Review of governance structures at University Hospital Galway under way in wake of Savita’s death

Report says recommendations being addressed including early warning score system across hospital

Savita Halappanavar: her death in October 2012 led to three inquiries. Photograph: The Irish Times

Savita Halappanavar: her death in October 2012 led to three inquiries. Photograph: The Irish Times


A review of governance structures at University Hospital Galway is under way in the wake of the death of Savita Halappanavar in October 2012.

The review is one of many recommendations arising from separate investigations into her death by the HSE and the Health Information and Quality Authority.

A report on progress in implementing the recommendations has been released by the HSE to The Irish Times under freedom of information legislation.

One recommendation was that the Galway-Roscommon Hospital Group should “review its current governance structures and arrangements, including cross- committee membership, in order to ensure that these are in line with the principles of good governance”.

The report says a review of governance structures took place on December 19th, 2013, and a follow-up meeting was scheduled for February 5th.

Ms Halappanavar died at University Hospital Galway on October 28th, 2012, having presented a week earlier with back pain.

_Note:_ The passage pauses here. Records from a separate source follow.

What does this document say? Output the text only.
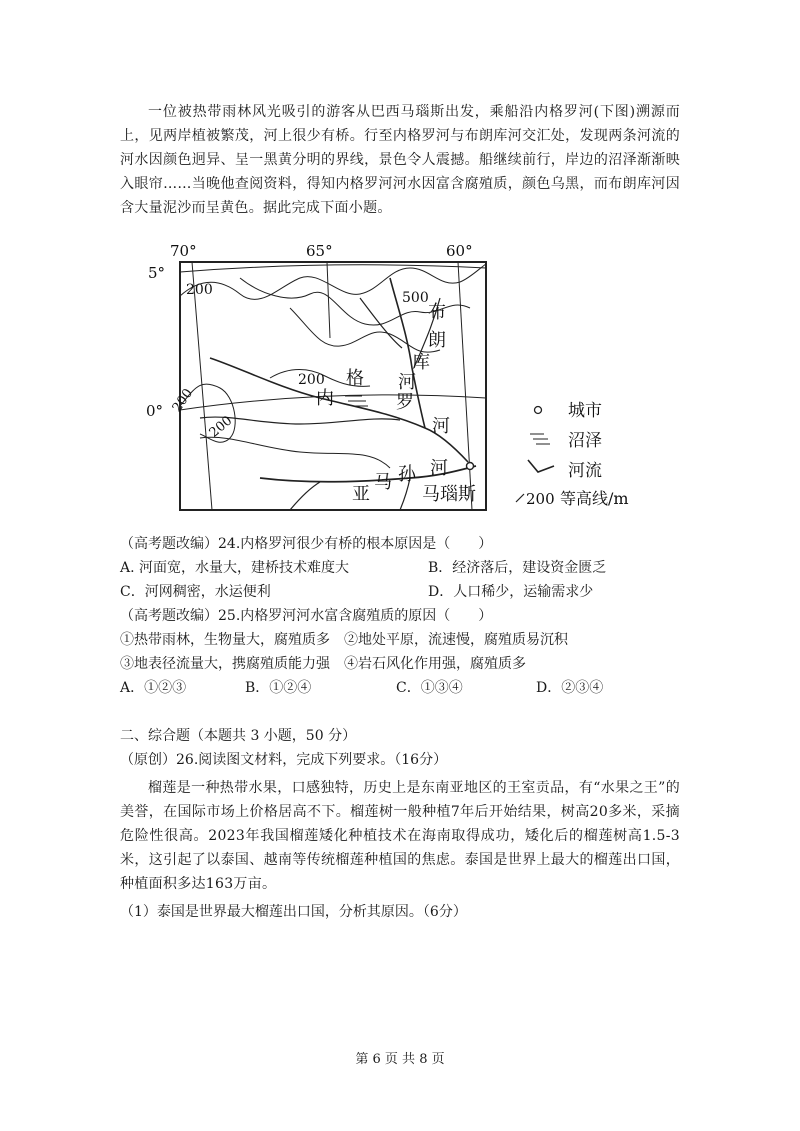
一位被热带雨林风光吸引的游客从巴西马瑙斯出发，乘船沿内格罗河(下图)溯源而上，见两岸植被繁茂，河上很少有桥。行至内格罗河与布朗库河交汇处，发现两条河流的河水因颜色迥异、呈一黑黄分明的界线，景色令人震撼。船继续前行，岸边的沼泽渐渐映入眼帘……当晚他查阅资料，得知内格罗河河水因富含腐殖质，颜色乌黑，而布朗库河因含大量泥沙而呈黄色。据此完成下面小题。

70°	65°	60°
5°
0°
200	500
200
200
200
布
朗
库
河
内
格
罗
河
亚
马 孙 河
马瑙斯
城市
沼泽
河流
200 等高线/m

（高考题改编）24.内格罗河很少有桥的根本原因是（　　）

A. 河面宽，水量大，建桥技术难度大	B．经济落后，建设资金匮乏

C．河网稠密，水运便利	D．人口稀少，运输需求少

（高考题改编）25.内格罗河河水富含腐殖质的原因（　　）

①热带雨林，生物量大，腐殖质多　②地处平原，流速慢，腐殖质易沉积

③地表径流量大，携腐殖质能力强　④岩石风化作用强，腐殖质多

A．①②③	B．①②④	C．①③④	D．②③④

二、综合题（本题共 3 小题，50 分）

（原创）26.阅读图文材料，完成下列要求。（16分）

榴莲是一种热带水果，口感独特，历史上是东南亚地区的王室贡品，有“水果之王”的美誉，在国际市场上价格居高不下。榴莲树一般种植7年后开始结果，树高20多米，采摘危险性很高。2023年我国榴莲矮化种植技术在海南取得成功，矮化后的榴莲树高1.5-3米，这引起了以泰国、越南等传统榴莲种植国的焦虑。泰国是世界上最大的榴莲出口国，种植面积多达163万亩。

（1）泰国是世界最大榴莲出口国，分析其原因。（6分）

第 6 页 共 8 页
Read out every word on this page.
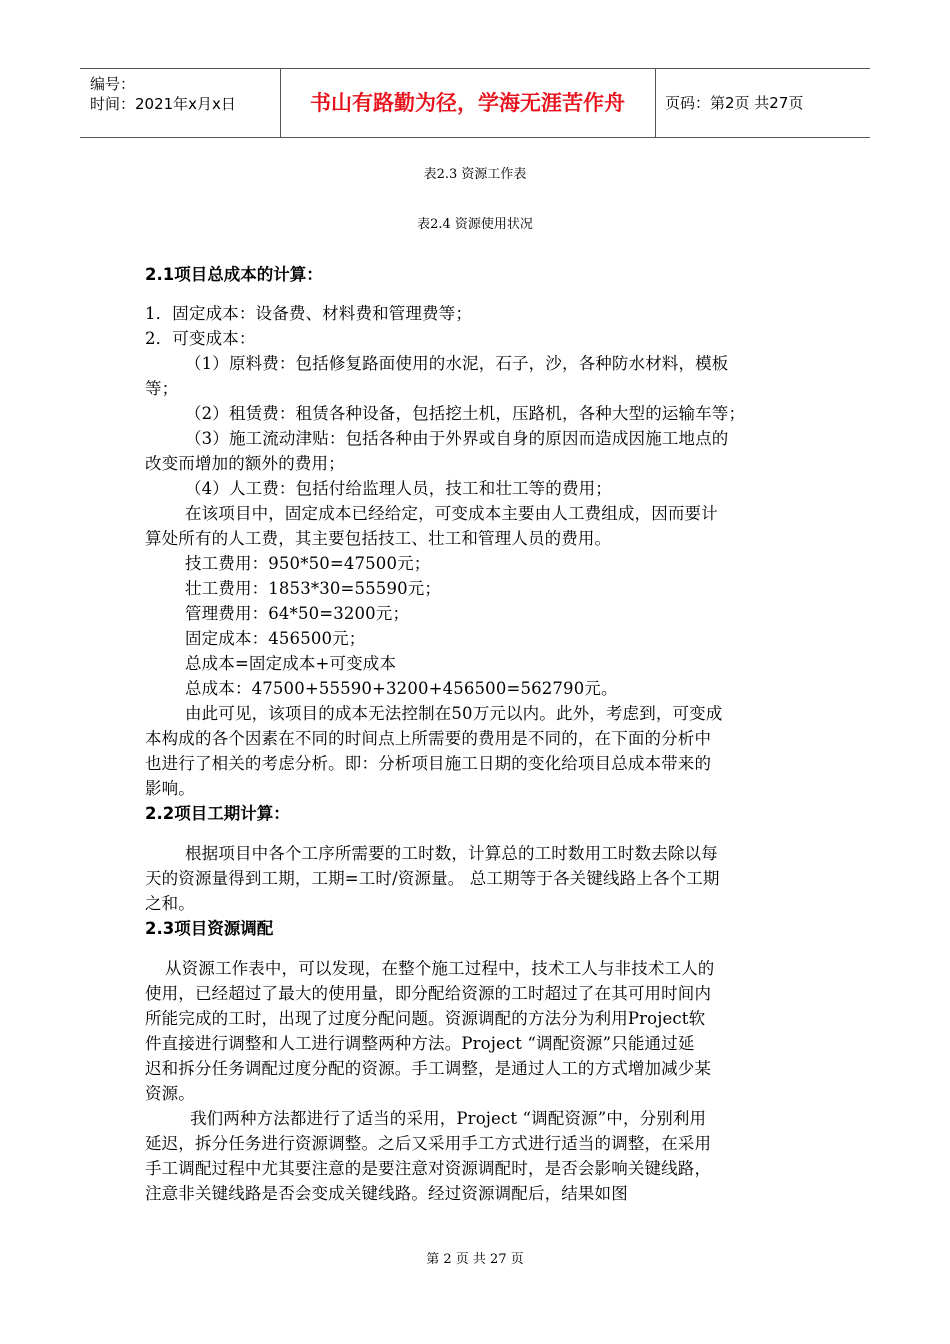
编号：
时间：2021年x月x日	书山有路勤为径，学海无涯苦作舟	页码：第2页 共27页
表2.3 资源工作表
表2.4 资源使用状况
2.1项目总成本的计算：
1．固定成本：设备费、材料费和管理费等；
2．可变成本：
（1）原料费：包括修复路面使用的水泥，石子，沙，各种防水材料，模板
等；
（2）租赁费：租赁各种设备，包括挖土机，压路机，各种大型的运输车等；
（3）施工流动津贴：包括各种由于外界或自身的原因而造成因施工地点的
改变而增加的额外的费用；
（4）人工费：包括付给监理人员，技工和壮工等的费用；
在该项目中，固定成本已经给定，可变成本主要由人工费组成，因而要计
算处所有的人工费，其主要包括技工、壮工和管理人员的费用。
技工费用：950*50=47500元；
壮工费用：1853*30=55590元；
管理费用：64*50=3200元；
固定成本：456500元；
总成本=固定成本+可变成本
总成本：47500+55590+3200+456500=562790元。
由此可见，该项目的成本无法控制在50万元以内。此外，考虑到，可变成
本构成的各个因素在不同的时间点上所需要的费用是不同的，在下面的分析中
也进行了相关的考虑分析。即：分析项目施工日期的变化给项目总成本带来的
影响。
2.2项目工期计算：
根据项目中各个工序所需要的工时数，计算总的工时数用工时数去除以每
天的资源量得到工期，工期=工时/资源量。 总工期等于各关键线路上各个工期
之和。
2.3项目资源调配
从资源工作表中，可以发现，在整个施工过程中，技术工人与非技术工人的
使用，已经超过了最大的使用量，即分配给资源的工时超过了在其可用时间内
所能完成的工时，出现了过度分配问题。资源调配的方法分为利用Project软
件直接进行调整和人工进行调整两种方法。Project “调配资源”只能通过延
迟和拆分任务调配过度分配的资源。手工调整，是通过人工的方式增加减少某
资源。
我们两种方法都进行了适当的采用，Project “调配资源”中，分别利用
延迟，拆分任务进行资源调整。之后又采用手工方式进行适当的调整，在采用
手工调配过程中尤其要注意的是要注意对资源调配时，是否会影响关键线路，
注意非关键线路是否会变成关键线路。经过资源调配后，结果如图
第 2 页 共 27 页
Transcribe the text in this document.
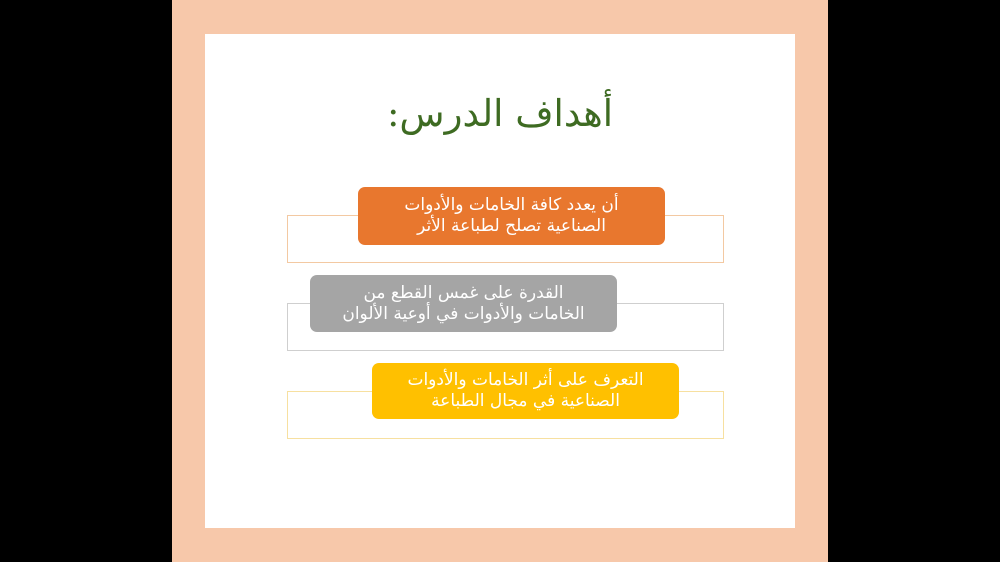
أهداف الدرس:
أن يعدد كافة الخامات والأدوات
الصناعية تصلح لطباعة الأثر
القدرة على غمس القطع من
الخامات والأدوات في أوعية الألوان
التعرف على أثر الخامات والأدوات
الصناعية في مجال الطباعة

She was 17 weeks pregnant and was miscarrying. She asked several times for the pregnancy to be terminated. This was refused, however, as the foetal heartbeat was present.

Ms Halappanavar went on to deliver a female foetus, but was transferred straight to the hospital’s high-dependency unit and then to intensive care, where she died of septic shock.

Her death led to three inquiries, including a coroner’s inquest. Shortcomings in her care were identified, including that blood tests were not followed up; lactate samples were not tested; a lack of communication between staff about her deteriorating condition; the absence of an early-warning system; and lack of clarity about who was leading her care.

This report focuses on progress in implementing 15 local recommendations and 18 national priorities.

It says these are all being addressed, including that a new handover process for the hospital’s maternity unit is in place every morning; the “roles and responsibility for following up investigations has been clearly outlined”; and an early-warning score system is in place across the hospital.

Nationally, guidelines are being developed on such issues as the management of miscarriage in the first and second trimester; sepsis in pregnant women; the role of the consultant on call; and the delivery of training programmes for all maternity sites in obstetric emergencies.